わたしは慌てて立ち上がるように彼の腕を引っ張る。
「床、冷たいよ。いいよ、つかなくて」
ぐいぐいと立たせると、美少年はさらに瞬きをした。
「アリアお嬢様、初めてお目にかかります。俺はグランツフィル騎士団所属のゼノと申します」
なんとこの美少年は騎士団の人間だった。
私よりは年上だろうけど、それでもかなり幼く感じる。これぐらいの子供でも騎士団に入れるという事実に驚いた。
「ゼノは、何歳?」
「8歳です」
たまげた、まだ一桁だった。
「リデルの歌声」でアリアは第一章で初めてできたリデルの友達だけど、アリアの身辺は詳しく描写されていなかった気がする。

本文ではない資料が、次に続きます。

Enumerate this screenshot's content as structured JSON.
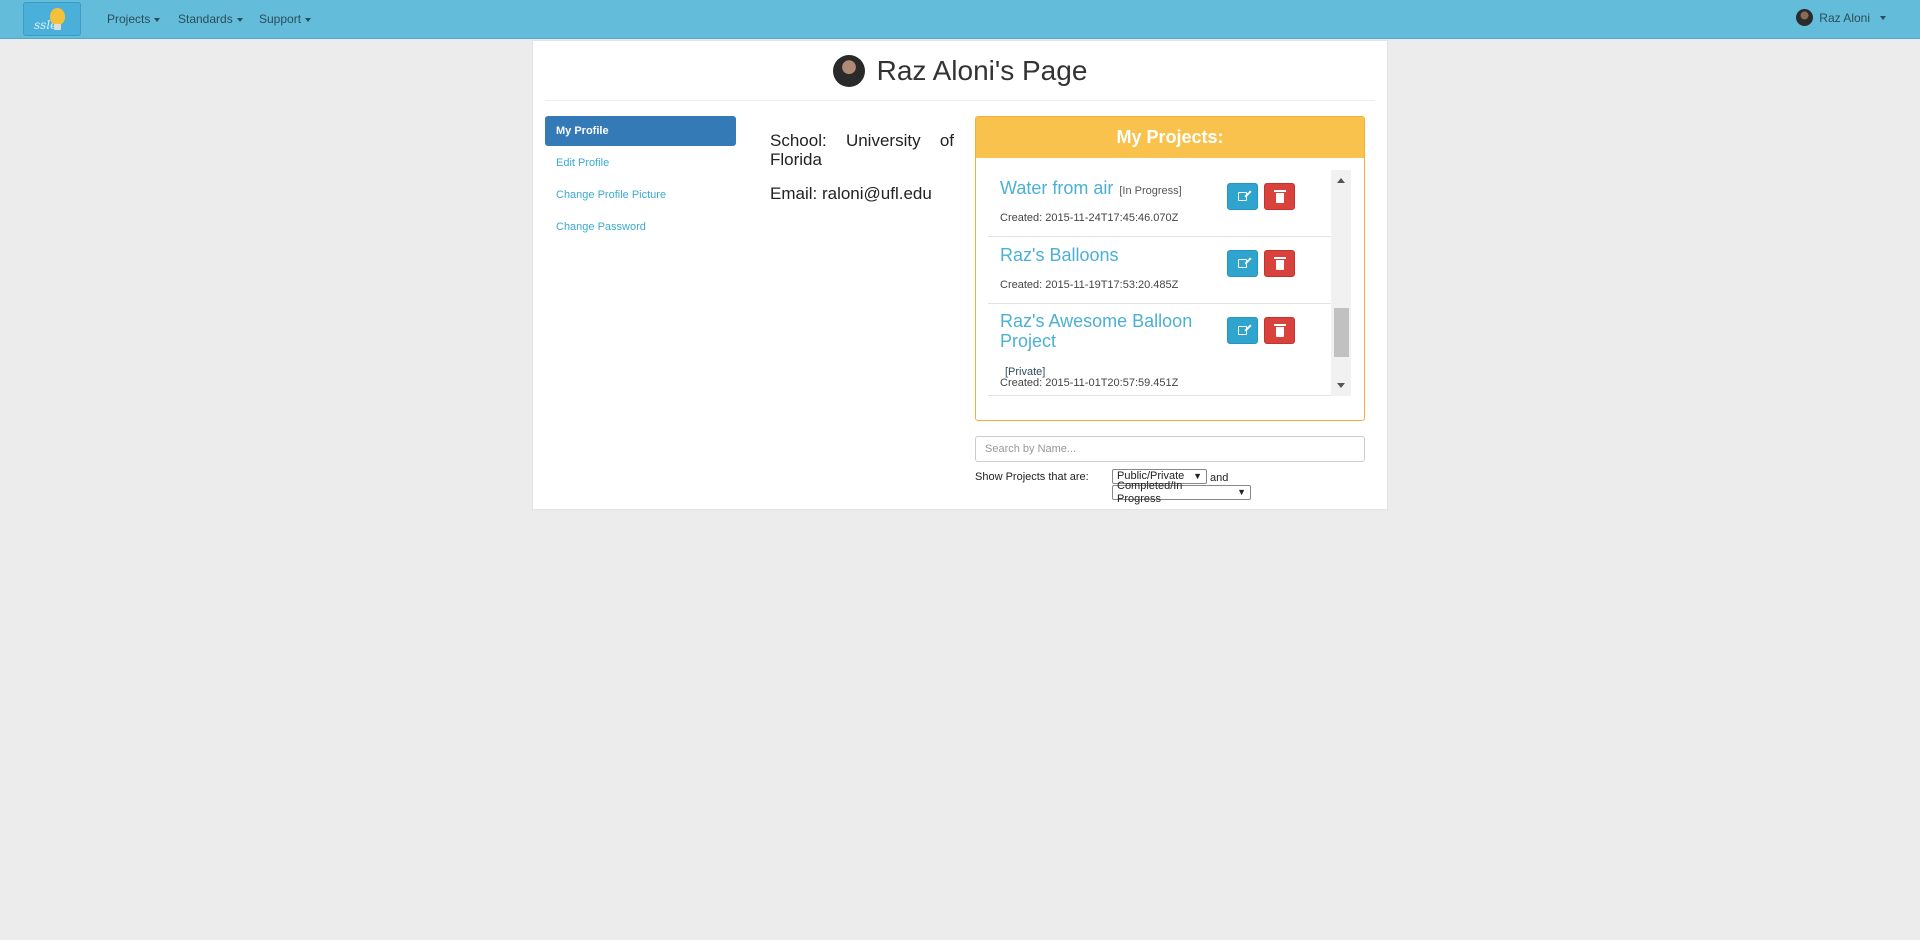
{
  "navbar": {
    "brand_text": "ssle",
    "items": [
      {
        "label": "Projects"
      },
      {
        "label": "Standards"
      },
      {
        "label": "Support"
      }
    ],
    "user": {
      "name": "Raz Aloni"
    }
  },
  "header": {
    "title": "Raz Aloni's Page"
  },
  "sidebar": {
    "items": [
      {
        "label": "My Profile",
        "active": true
      },
      {
        "label": "Edit Profile"
      },
      {
        "label": "Change Profile Picture"
      },
      {
        "label": "Change Password"
      }
    ]
  },
  "profile": {
    "school": "School: University of Florida",
    "email": "Email: raloni@ufl.edu"
  },
  "projects": {
    "heading": "My Projects:",
    "items": [
      {
        "title": "Water from air",
        "tag": "[In Progress]",
        "created": "Created: 2015-11-24T17:45:46.070Z"
      },
      {
        "title": "Raz's Balloons",
        "tag": "",
        "created": "Created: 2015-11-19T17:53:20.485Z"
      },
      {
        "title": "Raz's Awesome Balloon Project",
        "tag": "[Private]",
        "created": "Created: 2015-11-01T20:57:59.451Z"
      }
    ]
  },
  "filters": {
    "search_placeholder": "Search by Name...",
    "show_label": "Show Projects that are:",
    "visibility_value": "Public/Private",
    "and_text": "and",
    "status_value": "Completed/In Progress"
  },
  "colors": {
    "navbar": "#63bcd9",
    "active_nav": "#337ab7",
    "projects_header": "#f8c24c",
    "edit_button": "#2fa4cf",
    "delete_button": "#d9413d",
    "link": "#4bb0d4"
  },
  "icons": [
    "lightbulb-logo-icon",
    "caret-down-icon",
    "edit-icon",
    "trash-icon",
    "scroll-up-icon",
    "scroll-down-icon"
  ]
}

だから、このゼノという美少年がストーリーの中にいたのかも不明だ。
「8歳で騎士になれるの?」
「まだなれません。俺は見習いですから」
「へえ。それでもすごい。ゼノはすごいね」
詳しくは知らないが素直に凄いと思ったので心のままに言った。ゼノはほんの少し眉尻を下げて控えめに笑っている。
「アリアお嬢様。本を探しにきたと言っていましたが、どうしてこんな夜におひとりで?」
ゼノの最もな意見に何も言えなくなる。5歳児が夜にうろついていたら、誰だってどうしたのかと思うだろう。8歳のゼノも大概だけれど。
「おやつの後にたくさん寝たから、眠れないの。だから、来ただけだよ」
「そうですか……では、お供してもよろしいですか?」
「えっ」
放っておく選択はないようで、ゼノはそう提案してくる。
正直一人で書庫を回りたかったので、思わず渋い声を出してしまった。
「なにか、都合が悪かったでしょうか?」
「ううん、悪くは……ないけど」
うまい返しが出てこず、結局私はゼノと書庫を回ることになった。
思いもよらない出会いだが、魔力で発光するランプを持っていたのはありがたい。おかげで暗い書庫もすいすい歩ける。
「本を見つけ終わりましたら、部屋までお送りします」
「うん、わかった」
初対面だけど、ゼノはとても親切だ。そのショールだけでは寒いからと、自分の上着まで貸してくれるなんて。
しかし、私のことがわかるのなら、クリストファーにどんな扱いを受けているのかも知っているのでは。
大丈夫かな、関わったりして。
シェリーみたいに私の世話役を任されている人以外は、あまり私に関わろうとはしないのに。